NUSA AKSARA – Badan Gizi Nasional (BGN) memastikan distribusi program Makan Bergizi Gratis (MBG) selama Ramadhan berjalan tepat sasaran, termasuk bagi para santri di lingkungan pesantren. Kepastian tersebut disampaikan Kepala Biro Hukum dan Hubungan Masyarakat BGN, Khairul Hidayati, saat mengunjungi Pesantren Nurul Islam di Kabupaten Semarang, Jawa Tengah, Selasa (3/3/2026).
Hida menegaskan, kehadiran BGN di pesantren dan lembaga pendidikan keagamaan menjadi bagian penting dari strategi pemerintah untuk memastikan layanan pemenuhan gizi dapat menjangkau seluruh lapisan masyarakat secara merata dan berkeadilan.
Menurutnya, pesantren memiliki peran strategis dalam membentuk generasi yang tidak hanya kuat secara spiritual, tetapi juga sehat secara fisik.
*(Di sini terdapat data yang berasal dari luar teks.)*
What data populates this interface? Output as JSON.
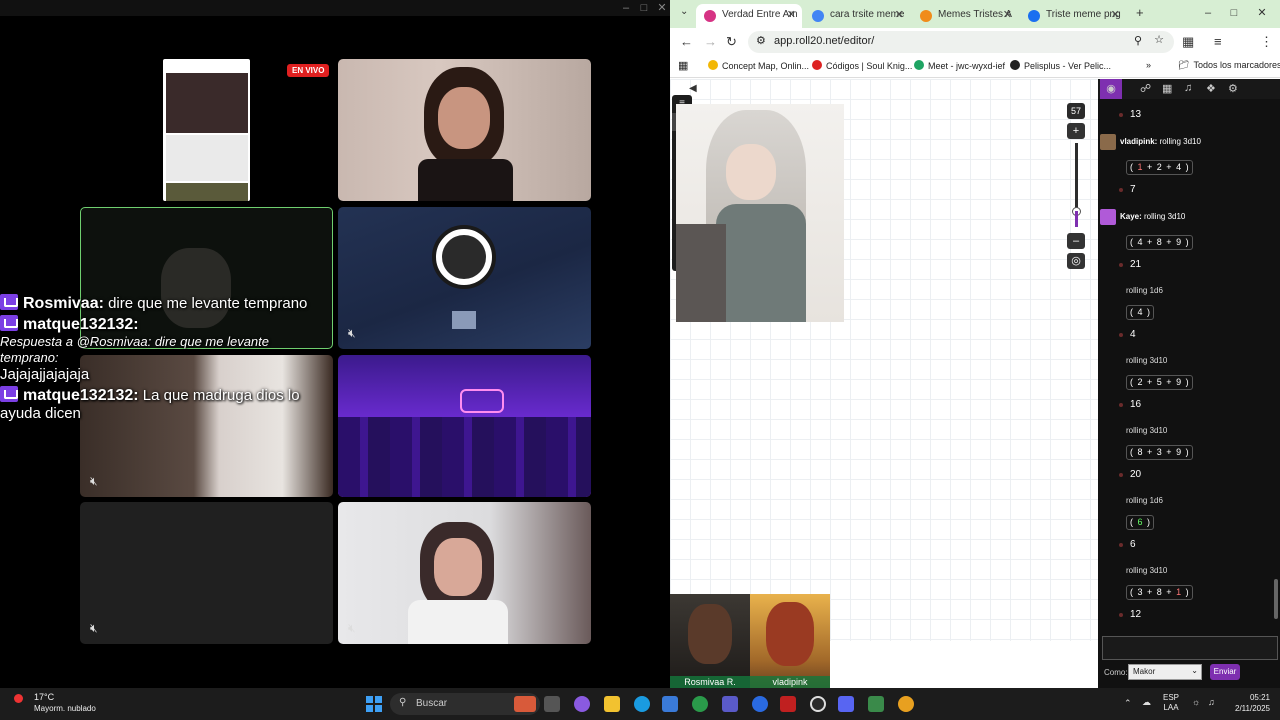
{
  "stream": {
    "live_badge": "EN VIVO",
    "chat": [
      {
        "user": "Rosmivaa:",
        "text": "dire que me levante temprano"
      },
      {
        "user": "matque132132:",
        "reply": "Respuesta a @Rosmivaa: dire que me levante temprano:",
        "text": "Jajajajjajajaja"
      },
      {
        "user": "matque132132:",
        "text": "La que madruga dios lo ayuda dicen"
      }
    ]
  },
  "browser": {
    "tabs": [
      {
        "label": "Verdad Entre Am",
        "color": "#d63384",
        "active": true
      },
      {
        "label": "cara trsite meme",
        "color": "#4285f4",
        "active": false
      },
      {
        "label": "Memes Tristes A",
        "color": "#f08c1a",
        "active": false
      },
      {
        "label": "Triste meme png",
        "color": "#1a6ff0",
        "active": false
      }
    ],
    "url": "app.roll20.net/editor/",
    "bookmarks": [
      {
        "label": "Concept Map, Onlin...",
        "color": "#f2b705"
      },
      {
        "label": "Códigos | Soul Knig...",
        "color": "#d22"
      },
      {
        "label": "Meet - jwc-wyxd-ief",
        "color": "#1fa463"
      },
      {
        "label": "Pelisplus - Ver Pelic...",
        "color": "#222"
      }
    ],
    "all_bookmarks": "Todos los marcadores"
  },
  "roll20": {
    "zoom_level": "57",
    "rolls": [
      {
        "type": "result",
        "value": "13"
      },
      {
        "type": "header",
        "who": "vladipink:",
        "label": "rolling 3d10"
      },
      {
        "type": "dice",
        "dice": [
          "1",
          "2",
          "4"
        ]
      },
      {
        "type": "result",
        "value": "7"
      },
      {
        "type": "header",
        "who": "Kaye:",
        "label": "rolling 3d10"
      },
      {
        "type": "dice",
        "dice": [
          "4",
          "8",
          "9"
        ]
      },
      {
        "type": "result",
        "value": "21"
      },
      {
        "type": "label",
        "label": "rolling 1d6"
      },
      {
        "type": "dice",
        "dice": [
          "4"
        ]
      },
      {
        "type": "result",
        "value": "4"
      },
      {
        "type": "label",
        "label": "rolling 3d10"
      },
      {
        "type": "dice",
        "dice": [
          "2",
          "5",
          "9"
        ]
      },
      {
        "type": "result",
        "value": "16"
      },
      {
        "type": "label",
        "label": "rolling 3d10"
      },
      {
        "type": "dice",
        "dice": [
          "8",
          "3",
          "9"
        ]
      },
      {
        "type": "result",
        "value": "20"
      },
      {
        "type": "label",
        "label": "rolling 1d6"
      },
      {
        "type": "dice",
        "dice": [
          "6"
        ]
      },
      {
        "type": "result",
        "value": "6"
      },
      {
        "type": "label",
        "label": "rolling 3d10"
      },
      {
        "type": "dice",
        "dice": [
          "3",
          "8",
          "1"
        ]
      },
      {
        "type": "result",
        "value": "12"
      }
    ],
    "como_label": "Como:",
    "como_value": "Makor",
    "send_label": "Enviar",
    "players": [
      {
        "name": "Rosmivaa R."
      },
      {
        "name": "vladipink"
      }
    ]
  },
  "taskbar": {
    "temperature": "17°C",
    "weather": "Mayorm. nublado",
    "search_placeholder": "Buscar",
    "lang_top": "ESP",
    "lang_bottom": "LAA",
    "time": "05:21",
    "date": "2/11/2025"
  }
}
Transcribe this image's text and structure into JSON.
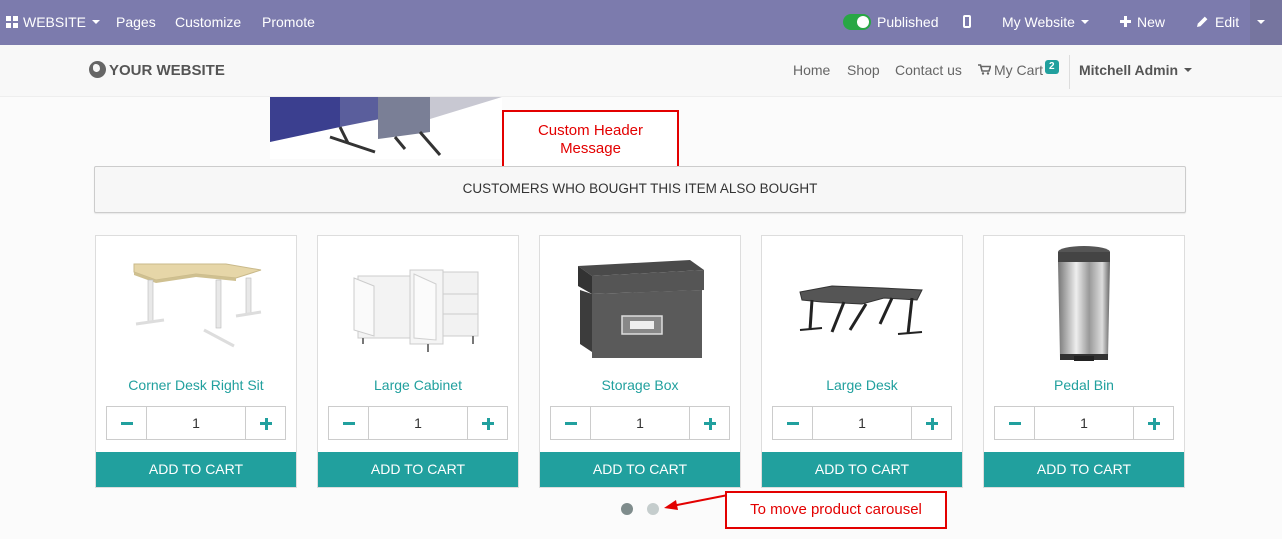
{
  "topbar": {
    "website_menu": "WEBSITE",
    "pages": "Pages",
    "customize": "Customize",
    "promote": "Promote",
    "published": "Published",
    "my_website": "My Website",
    "new": "New",
    "edit": "Edit"
  },
  "navbar": {
    "logo": "YOUR WEBSITE",
    "links": [
      "Home",
      "Shop",
      "Contact us"
    ],
    "cart_label": "My Cart",
    "cart_count": "2",
    "user": "Mitchell Admin"
  },
  "callouts": {
    "header": "Custom Header Message",
    "carousel": "To move product carousel"
  },
  "section": {
    "heading": "CUSTOMERS WHO BOUGHT THIS ITEM ALSO BOUGHT"
  },
  "products": [
    {
      "name": "Corner Desk Right Sit",
      "qty": "1",
      "button": "ADD TO CART",
      "image": "corner-desk"
    },
    {
      "name": "Large Cabinet",
      "qty": "1",
      "button": "ADD TO CART",
      "image": "cabinet"
    },
    {
      "name": "Storage Box",
      "qty": "1",
      "button": "ADD TO CART",
      "image": "storage-box"
    },
    {
      "name": "Large Desk",
      "qty": "1",
      "button": "ADD TO CART",
      "image": "large-desk"
    },
    {
      "name": "Pedal Bin",
      "qty": "1",
      "button": "ADD TO CART",
      "image": "pedal-bin"
    }
  ],
  "carousel": {
    "active_index": 0,
    "dots": 2
  },
  "colors": {
    "topbar": "#7c7bad",
    "accent": "#21a09e",
    "callout": "#e30000"
  }
}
Karena itu, program MBG diharapkan benar-benar dirasakan manfaatnya oleh para santri.
“Pesantren memiliki peran strategis dalam membentuk generasi yang kuat secara spiritual sekaligus sehat secara fisik. Oleh karena itu, kami ingin memastikan Program MBG benar-benar dirasakan manfaatnya oleh para santri,” ujar Hida dalam keterangan resmi di Jakarta, Rabu.
Kunjungan tersebut, lanjutnya, merupakan bagian dari upaya penguatan koordinasi sekaligus pemantauan pelaksanaan Program MBG, terutama pada momentum bulan Ramadhan.
Dalam kesempatan itu, Hida juga mengapresiasi keberadaan Satuan Pelayanan Pemenuhan Gizi (SPPG) Semarang Tengaran Klero. Menurutnya, unit tersebut tidak hanya menjalankan fungsi pelayanan pemenuhan gizi, tetapi juga memberikan dampak sosial yang positif bagi masyarakat sekitar.
Selama Ramadhan, program MBG turut disalurkan sebagai hidangan berbuka puasa bagi para santri dan warga sekitar pesantren. Hal ini dinilai mampu memperluas manfaat program sekaligus memperkuat peran sosialnya di tengah masyarakat.
Hida menegaskan bahwa pemenuhan gizi yang baik menjadi fondasi penting dalam membangun sumber daya manusia yang unggul dan berdaya saing. Karena itu, sinergi antara pemerintah pusat, pemerintah daerah, serta lembaga pendidikan menjadi kunci keberhasilan pelaksanaan program di lapangan.
“Program MBG bukan sekadar pemberian makanan, melainkan investasi jangka panjang negara dalam menyiapkan generasi sehat dan cerdas. Kami mengharapkan dukungan seluruh unsur yayasan agar pelaksanaannya berlangsung tertib, transparan, dan akuntabel,” katanya.